I was doing some cleaning recently, something I never do, and I encountered a bag full dirty dishes that must have been there for at least 2 years. I know they had a mix of meat, fat and sugar on them, but they don’t smell.
I plan to wash them and use them. Will it be possible to clean them completely after all this time, or are they forever doomed?
Are they made out of ceramic? There should be no problem. Nothing detrimental should have been able to penetrate the surface. Clean them well and they should be fine.
Hell, I cruise Goodwill stores looking for cool old dishes and platters.
I recently scored some awesome oval plates for a buck apiece very similar to the ones I saw at Target for $12 a pop.
Hail the Goodwill store. I scored some sweet Corian plates that are 50% heavier than the last set of glass plates I had in nearly the same design. I bought 4 but they had a bunch more, great place.
Once the old food on them has dried out, it’s not going to get significantly worse. Bacteria need water to reproduce, so years-old dishes aren’t going to be worse than week-old.
Why? We bring dirty dishes home from picnics and the like stacked in grocery bags all the time. As long as you don’t sling the bag over your shoulder like Santa’s toy sack it’s no big deal.
Wash in very hot water with lots of detergent – use a dishwasher instead of hand-washing if possible. Use diluted bleach as part of the final rinse (then rinse the bleachy water off with clean water) if you’re really worried.
If you boiled the dishes in a pot of boiling water for a few minutes, I’d imagine that any germs would die. Boiling might also loosen/soften the encrusted food and make it easier to scrub off.
Assuming the dishes are ceramic or some safe-to-boil material, of course; don’t boil plastic.

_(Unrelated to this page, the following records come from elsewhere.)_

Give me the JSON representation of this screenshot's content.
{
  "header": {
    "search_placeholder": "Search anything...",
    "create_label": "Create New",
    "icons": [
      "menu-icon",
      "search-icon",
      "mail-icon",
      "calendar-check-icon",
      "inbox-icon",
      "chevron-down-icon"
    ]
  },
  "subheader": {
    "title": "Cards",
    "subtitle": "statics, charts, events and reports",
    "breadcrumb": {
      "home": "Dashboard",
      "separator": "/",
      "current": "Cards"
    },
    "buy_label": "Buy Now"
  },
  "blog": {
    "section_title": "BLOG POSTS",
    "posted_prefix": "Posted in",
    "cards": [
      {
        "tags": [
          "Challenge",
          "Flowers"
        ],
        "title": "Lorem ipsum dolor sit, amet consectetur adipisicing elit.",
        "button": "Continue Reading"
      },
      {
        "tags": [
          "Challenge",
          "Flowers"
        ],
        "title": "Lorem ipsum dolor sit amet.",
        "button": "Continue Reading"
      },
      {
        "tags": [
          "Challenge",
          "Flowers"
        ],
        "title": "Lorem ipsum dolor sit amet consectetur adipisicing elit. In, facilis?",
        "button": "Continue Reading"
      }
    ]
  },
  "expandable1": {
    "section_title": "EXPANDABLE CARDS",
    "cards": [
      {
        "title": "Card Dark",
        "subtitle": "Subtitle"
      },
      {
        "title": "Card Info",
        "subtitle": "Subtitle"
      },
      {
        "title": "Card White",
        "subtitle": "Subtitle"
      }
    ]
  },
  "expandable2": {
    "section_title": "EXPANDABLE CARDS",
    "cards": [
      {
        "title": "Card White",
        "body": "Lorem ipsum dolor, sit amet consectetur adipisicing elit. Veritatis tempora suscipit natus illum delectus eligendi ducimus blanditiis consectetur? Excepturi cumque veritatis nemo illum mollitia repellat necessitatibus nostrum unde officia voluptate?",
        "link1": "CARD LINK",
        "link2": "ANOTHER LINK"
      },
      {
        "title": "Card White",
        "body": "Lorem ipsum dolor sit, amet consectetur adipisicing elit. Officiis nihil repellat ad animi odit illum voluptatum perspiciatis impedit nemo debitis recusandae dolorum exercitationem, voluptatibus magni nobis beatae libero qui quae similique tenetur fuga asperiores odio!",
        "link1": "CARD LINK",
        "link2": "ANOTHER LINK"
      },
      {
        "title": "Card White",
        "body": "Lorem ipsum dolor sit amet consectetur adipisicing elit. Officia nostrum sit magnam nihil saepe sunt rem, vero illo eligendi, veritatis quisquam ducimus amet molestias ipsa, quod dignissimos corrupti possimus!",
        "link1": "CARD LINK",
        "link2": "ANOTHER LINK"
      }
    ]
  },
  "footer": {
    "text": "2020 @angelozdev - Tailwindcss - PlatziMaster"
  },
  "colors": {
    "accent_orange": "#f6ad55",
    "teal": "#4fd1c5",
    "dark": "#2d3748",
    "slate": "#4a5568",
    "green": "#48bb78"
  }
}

I suspect that it would be OK for you to eat out of them even if you don’t wash them at all. After 2 years of desiccation, any bacteria that once grew on them will most probably be dead.
Being the slob that I am, I only wash my frying pan about once or twice per year. Have been doing that for more than 10 years, and I’m perfectly healthy.
If the dishes in question are newer dishes (not old lead based painted ceramic dishes) then a good soaking then scrubbing in HOT soapy clorox (add a 1/2 C to the sink) water should disinfect them. RINSE WELL. I collect old glass ware and have used this, along with brillo pads (nylon scouring pad on more delicate items) to clean up old glass that sat for decades with a myriad of unknown substances on them.